E, depois, é preciso reter talento.

Para reter o talento que formamos, é necessária uma estratégia integrada, envolvendo não só a Universidade, mas também as câmaras municipais, as empresas e outros agentes do território. A articulação com o tecido empresarial é fundamental para criar oportunidades de emprego e condições de fixação dos jovens. Temos vindo a realizar todos os anos uma feira do emprego, com uma procura crescente por parte das empresas, e essa é uma forma concreta de mostrar aos nossos jovens que existem oportunidades no Alentejo e possibilidades de integração no mercado de trabalho.

Caso seja reeleita, peço-lhe que me indique duas decisões concretas para reforçar a competitividade da Universidade de Évora?

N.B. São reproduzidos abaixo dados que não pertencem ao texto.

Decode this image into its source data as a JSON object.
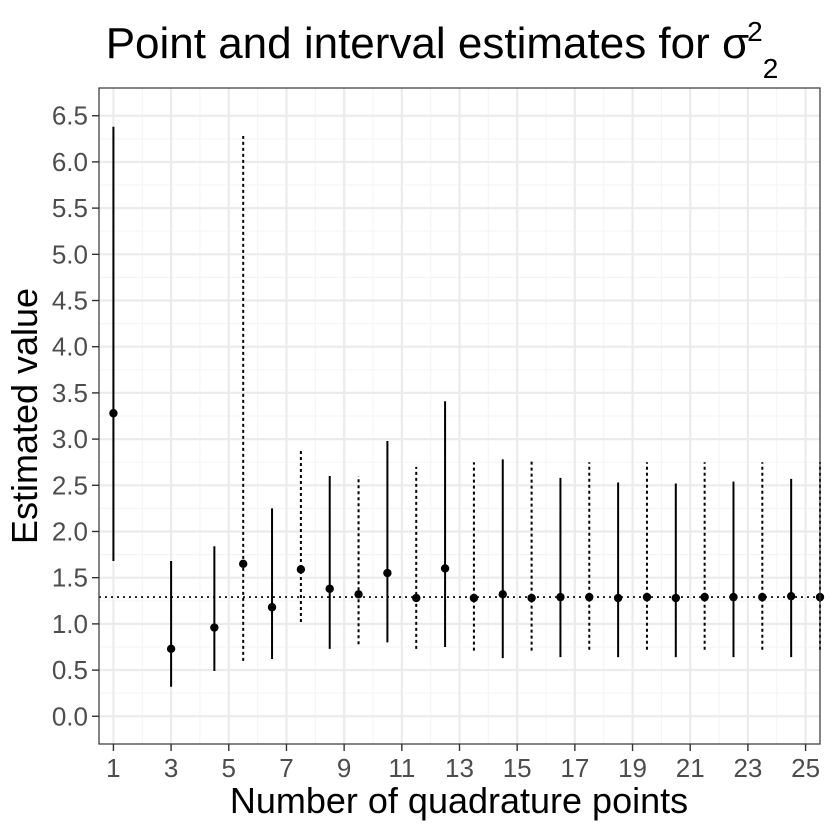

Em primeiro lugar, avançar com a reorganização interna da Universidade, tanto ao nível da sua estrutura como dos serviços, de forma a flexibilizar e melhorar os fluxos de funcionamento. Em segundo lugar, temos vindo a investir claramente na ligação com as empresas, pelo que reforçaria essa ligação. Criámos o Conselho de Extensão à Comunidade e o Colégio de Transformação e Liderança, mas é necessário ir mais longe. Diria, por exemplo, multiplicar a presença dos estudantes em contexto empresarial, nomeadamente através de doutoramentos em ambiente não académico e do reforço dos estágios, facilitando assim a sua integração e fixação no território. Permita-me acrescentar outra questão importante para a competitividade: é fundamental reforçar a estratégia de comunicação da Universidade. Temos vindo a investir nesse domínio, mas é necessária uma estratégia muito mais robusta de comunicação do que fazemos e do que somos, porque a Universidade de Évora desenvolve muito trabalho que ainda precisa de maior visibilidade.